Cain, 59, made the announcement in a video posted to social media this week that he is “a sworn law enforcement officer, as well as being a filmmaker. I felt it was important to join with our first responders to help secure the safety of all Americans, not just talk about it.”
He continued, “Since President Trump took office, ICE has arrested hundreds of thousands of criminals including terrorists, rapists, murderers, pedophiles, MS-13, gang members, drug traffickers… ICE is arresting the worst of the worst, and removing them from America’s streets. I like that. I voted for that. They need your help… we need your help to protect our homeland and our families.”
Someone with the username gabriellamarie6 commented, “This is incredibly ironic coming from a direct descendant of Japanese immigrants who were held in internment camps during WWII.”

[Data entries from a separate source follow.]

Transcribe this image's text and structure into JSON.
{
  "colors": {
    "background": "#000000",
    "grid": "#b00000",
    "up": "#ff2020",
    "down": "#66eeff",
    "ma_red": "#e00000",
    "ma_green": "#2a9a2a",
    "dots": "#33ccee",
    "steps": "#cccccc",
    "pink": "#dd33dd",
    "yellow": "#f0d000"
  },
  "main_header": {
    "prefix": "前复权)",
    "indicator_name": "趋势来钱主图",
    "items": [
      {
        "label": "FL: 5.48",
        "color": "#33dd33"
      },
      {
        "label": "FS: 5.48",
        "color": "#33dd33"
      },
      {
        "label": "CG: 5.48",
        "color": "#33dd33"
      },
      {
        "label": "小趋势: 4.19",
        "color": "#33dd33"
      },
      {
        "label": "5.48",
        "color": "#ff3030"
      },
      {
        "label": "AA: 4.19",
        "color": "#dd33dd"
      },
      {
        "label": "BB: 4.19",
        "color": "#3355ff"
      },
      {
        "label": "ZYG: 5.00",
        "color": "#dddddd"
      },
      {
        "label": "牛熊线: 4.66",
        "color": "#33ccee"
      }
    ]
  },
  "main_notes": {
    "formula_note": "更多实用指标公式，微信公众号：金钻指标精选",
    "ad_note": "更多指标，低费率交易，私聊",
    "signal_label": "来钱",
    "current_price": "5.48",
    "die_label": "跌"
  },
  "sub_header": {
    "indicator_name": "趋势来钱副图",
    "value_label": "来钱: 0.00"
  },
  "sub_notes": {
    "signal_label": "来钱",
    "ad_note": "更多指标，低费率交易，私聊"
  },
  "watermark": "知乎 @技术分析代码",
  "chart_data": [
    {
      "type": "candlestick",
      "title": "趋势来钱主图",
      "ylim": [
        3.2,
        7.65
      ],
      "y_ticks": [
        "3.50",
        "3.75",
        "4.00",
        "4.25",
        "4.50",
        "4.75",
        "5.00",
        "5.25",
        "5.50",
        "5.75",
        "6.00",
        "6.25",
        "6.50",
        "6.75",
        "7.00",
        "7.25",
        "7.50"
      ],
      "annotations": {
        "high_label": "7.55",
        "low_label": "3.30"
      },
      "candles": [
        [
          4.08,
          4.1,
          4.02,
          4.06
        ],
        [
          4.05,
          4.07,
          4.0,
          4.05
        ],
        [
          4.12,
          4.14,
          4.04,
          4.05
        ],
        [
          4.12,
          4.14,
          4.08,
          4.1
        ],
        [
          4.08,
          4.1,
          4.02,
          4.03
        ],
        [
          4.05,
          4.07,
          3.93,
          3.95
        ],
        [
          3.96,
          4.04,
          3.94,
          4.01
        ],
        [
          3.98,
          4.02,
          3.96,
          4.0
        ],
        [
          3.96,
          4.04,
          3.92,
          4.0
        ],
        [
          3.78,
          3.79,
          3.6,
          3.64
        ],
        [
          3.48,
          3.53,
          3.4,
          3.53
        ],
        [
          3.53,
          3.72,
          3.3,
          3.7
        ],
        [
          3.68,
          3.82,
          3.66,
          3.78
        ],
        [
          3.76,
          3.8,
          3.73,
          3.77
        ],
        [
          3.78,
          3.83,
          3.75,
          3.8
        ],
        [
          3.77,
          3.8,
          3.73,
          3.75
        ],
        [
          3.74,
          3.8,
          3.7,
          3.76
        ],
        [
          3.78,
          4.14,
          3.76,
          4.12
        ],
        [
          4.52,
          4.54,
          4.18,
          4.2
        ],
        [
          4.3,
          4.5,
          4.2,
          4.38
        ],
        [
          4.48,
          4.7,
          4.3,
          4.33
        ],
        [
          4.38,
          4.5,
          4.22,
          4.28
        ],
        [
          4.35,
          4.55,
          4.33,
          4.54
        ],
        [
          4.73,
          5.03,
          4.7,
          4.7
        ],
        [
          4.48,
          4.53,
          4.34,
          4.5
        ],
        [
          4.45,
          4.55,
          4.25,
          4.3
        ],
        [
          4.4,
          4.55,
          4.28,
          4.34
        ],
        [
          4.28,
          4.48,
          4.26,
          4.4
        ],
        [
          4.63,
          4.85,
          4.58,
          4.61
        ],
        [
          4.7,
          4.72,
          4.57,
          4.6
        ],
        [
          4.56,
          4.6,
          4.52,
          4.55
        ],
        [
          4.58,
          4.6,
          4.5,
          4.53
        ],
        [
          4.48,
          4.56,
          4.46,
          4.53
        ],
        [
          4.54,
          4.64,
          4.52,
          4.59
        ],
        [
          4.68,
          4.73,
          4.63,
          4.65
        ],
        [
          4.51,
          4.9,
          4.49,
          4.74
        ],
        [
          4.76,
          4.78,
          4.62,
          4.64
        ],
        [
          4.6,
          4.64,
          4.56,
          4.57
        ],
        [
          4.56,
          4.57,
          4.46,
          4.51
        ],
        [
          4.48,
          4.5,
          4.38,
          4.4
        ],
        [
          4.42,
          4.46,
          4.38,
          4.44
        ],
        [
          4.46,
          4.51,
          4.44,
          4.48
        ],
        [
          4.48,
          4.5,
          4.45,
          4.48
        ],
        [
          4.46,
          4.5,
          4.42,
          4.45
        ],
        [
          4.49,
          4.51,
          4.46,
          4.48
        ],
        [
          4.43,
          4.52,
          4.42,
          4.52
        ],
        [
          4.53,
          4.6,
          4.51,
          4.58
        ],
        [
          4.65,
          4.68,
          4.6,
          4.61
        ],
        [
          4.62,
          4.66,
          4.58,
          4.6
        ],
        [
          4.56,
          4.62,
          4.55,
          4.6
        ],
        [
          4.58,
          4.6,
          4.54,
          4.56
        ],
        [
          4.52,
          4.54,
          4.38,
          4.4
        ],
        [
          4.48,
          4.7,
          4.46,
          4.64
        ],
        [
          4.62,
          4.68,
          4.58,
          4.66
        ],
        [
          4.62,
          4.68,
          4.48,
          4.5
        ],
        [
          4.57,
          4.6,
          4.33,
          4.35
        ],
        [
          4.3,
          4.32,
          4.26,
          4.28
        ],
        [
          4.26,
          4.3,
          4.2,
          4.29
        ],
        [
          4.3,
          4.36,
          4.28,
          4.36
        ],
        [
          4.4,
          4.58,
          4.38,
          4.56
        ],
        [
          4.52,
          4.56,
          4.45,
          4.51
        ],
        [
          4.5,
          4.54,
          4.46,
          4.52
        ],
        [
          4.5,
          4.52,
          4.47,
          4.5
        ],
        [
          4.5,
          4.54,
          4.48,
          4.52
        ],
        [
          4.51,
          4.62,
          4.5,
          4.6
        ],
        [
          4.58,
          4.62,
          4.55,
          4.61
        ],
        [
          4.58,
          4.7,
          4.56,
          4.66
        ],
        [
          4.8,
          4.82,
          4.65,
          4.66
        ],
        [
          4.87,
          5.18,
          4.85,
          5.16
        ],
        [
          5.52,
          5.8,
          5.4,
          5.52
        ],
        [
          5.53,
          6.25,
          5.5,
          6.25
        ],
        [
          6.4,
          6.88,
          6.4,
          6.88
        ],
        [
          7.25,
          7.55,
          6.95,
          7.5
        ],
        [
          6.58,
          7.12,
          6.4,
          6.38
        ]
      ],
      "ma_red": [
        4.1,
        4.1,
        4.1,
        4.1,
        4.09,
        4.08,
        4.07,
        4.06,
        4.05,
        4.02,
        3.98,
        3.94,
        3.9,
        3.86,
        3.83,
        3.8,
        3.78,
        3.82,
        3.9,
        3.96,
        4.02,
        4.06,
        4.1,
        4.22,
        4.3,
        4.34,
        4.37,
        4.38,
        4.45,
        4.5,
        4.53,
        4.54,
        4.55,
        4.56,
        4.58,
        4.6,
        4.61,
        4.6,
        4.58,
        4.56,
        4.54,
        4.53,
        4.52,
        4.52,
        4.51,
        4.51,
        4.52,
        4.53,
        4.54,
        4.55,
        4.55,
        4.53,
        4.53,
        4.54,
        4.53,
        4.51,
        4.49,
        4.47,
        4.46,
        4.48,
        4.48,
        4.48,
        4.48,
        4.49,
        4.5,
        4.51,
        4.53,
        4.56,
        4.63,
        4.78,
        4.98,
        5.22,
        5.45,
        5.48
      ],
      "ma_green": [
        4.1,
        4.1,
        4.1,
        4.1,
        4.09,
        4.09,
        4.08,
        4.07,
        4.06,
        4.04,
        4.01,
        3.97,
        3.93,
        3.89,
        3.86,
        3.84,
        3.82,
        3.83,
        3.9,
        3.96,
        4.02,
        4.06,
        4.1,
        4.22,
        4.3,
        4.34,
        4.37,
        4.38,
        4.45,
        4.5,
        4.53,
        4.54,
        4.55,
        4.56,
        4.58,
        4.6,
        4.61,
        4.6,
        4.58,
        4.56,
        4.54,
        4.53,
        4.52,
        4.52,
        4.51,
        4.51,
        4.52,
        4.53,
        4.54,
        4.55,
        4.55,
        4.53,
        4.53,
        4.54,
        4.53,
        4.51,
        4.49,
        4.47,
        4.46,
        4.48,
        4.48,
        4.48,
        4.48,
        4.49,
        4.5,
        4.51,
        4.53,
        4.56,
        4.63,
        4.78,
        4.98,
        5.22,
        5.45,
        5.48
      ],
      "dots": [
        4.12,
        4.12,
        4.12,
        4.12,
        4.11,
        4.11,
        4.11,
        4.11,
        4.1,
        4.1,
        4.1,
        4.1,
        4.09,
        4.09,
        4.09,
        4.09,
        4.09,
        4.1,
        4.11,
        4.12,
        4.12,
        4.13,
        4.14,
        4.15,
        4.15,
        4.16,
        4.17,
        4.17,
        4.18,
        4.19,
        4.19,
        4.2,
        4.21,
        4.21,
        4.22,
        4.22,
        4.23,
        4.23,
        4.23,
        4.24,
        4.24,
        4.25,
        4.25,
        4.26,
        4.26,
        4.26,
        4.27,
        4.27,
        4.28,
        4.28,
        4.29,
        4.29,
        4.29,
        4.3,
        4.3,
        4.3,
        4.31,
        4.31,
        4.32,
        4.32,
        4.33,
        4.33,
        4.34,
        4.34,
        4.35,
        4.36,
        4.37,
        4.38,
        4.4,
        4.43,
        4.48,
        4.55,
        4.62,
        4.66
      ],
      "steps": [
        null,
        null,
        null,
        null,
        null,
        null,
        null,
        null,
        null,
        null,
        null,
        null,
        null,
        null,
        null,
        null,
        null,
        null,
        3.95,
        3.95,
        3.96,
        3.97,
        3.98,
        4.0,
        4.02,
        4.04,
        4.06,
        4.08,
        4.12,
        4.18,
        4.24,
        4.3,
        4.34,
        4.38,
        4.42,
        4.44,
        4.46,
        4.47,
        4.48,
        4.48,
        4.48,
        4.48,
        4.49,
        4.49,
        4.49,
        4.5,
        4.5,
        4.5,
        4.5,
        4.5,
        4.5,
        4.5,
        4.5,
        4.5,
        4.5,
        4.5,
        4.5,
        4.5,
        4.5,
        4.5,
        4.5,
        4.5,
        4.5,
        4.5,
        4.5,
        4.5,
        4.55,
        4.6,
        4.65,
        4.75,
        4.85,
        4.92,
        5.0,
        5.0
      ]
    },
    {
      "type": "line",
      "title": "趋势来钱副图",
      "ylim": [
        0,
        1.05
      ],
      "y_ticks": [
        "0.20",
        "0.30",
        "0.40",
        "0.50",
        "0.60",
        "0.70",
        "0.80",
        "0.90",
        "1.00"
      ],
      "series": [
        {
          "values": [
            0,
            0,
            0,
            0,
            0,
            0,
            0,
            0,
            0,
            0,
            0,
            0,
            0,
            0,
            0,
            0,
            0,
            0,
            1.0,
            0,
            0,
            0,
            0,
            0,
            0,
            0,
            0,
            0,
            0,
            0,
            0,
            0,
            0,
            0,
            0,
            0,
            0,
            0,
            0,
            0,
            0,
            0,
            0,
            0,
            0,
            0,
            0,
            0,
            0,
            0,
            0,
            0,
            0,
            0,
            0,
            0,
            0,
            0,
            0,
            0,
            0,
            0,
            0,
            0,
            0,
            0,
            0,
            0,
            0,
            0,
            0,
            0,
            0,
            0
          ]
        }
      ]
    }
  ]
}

Cain was born Dean George Tanaka in Michigan. His birth father, Roger Tanaka, was of Japanese American heritage. His mother later married film director Christopher Cain, who adopted Dean. Cain’s announcement has sparked backlash from immigrant rights groups and critics who point to his age—well above the traditional cutoff of 37 for ICE recruits—as well as the optics of a television superhero aligning with a federal agency criticized for its aggressive immigration tactics.
Cain starred as Clark Kent/Superman in Lois & Clark from 1993 to 1997. In recent years, he has appeared on conservative media outlets and supported various law enforcement and veterans’ causes.
He is half Japanese American/Asian and half white. This lets him benefit from proximity to whiteness in a way a fully Asian man could not and allowed him to become a movie star. Several of his relatives were sent to WWII internment camps, yet he now aligns with the same kinds of policies favored by those who would be racist toward his Asian side. Out of insecurity, he leans into his white half to distance himself from his Asian heritage and gain acceptance from those very people.
Dean Tanaka (Cain) has taken a stop away from history.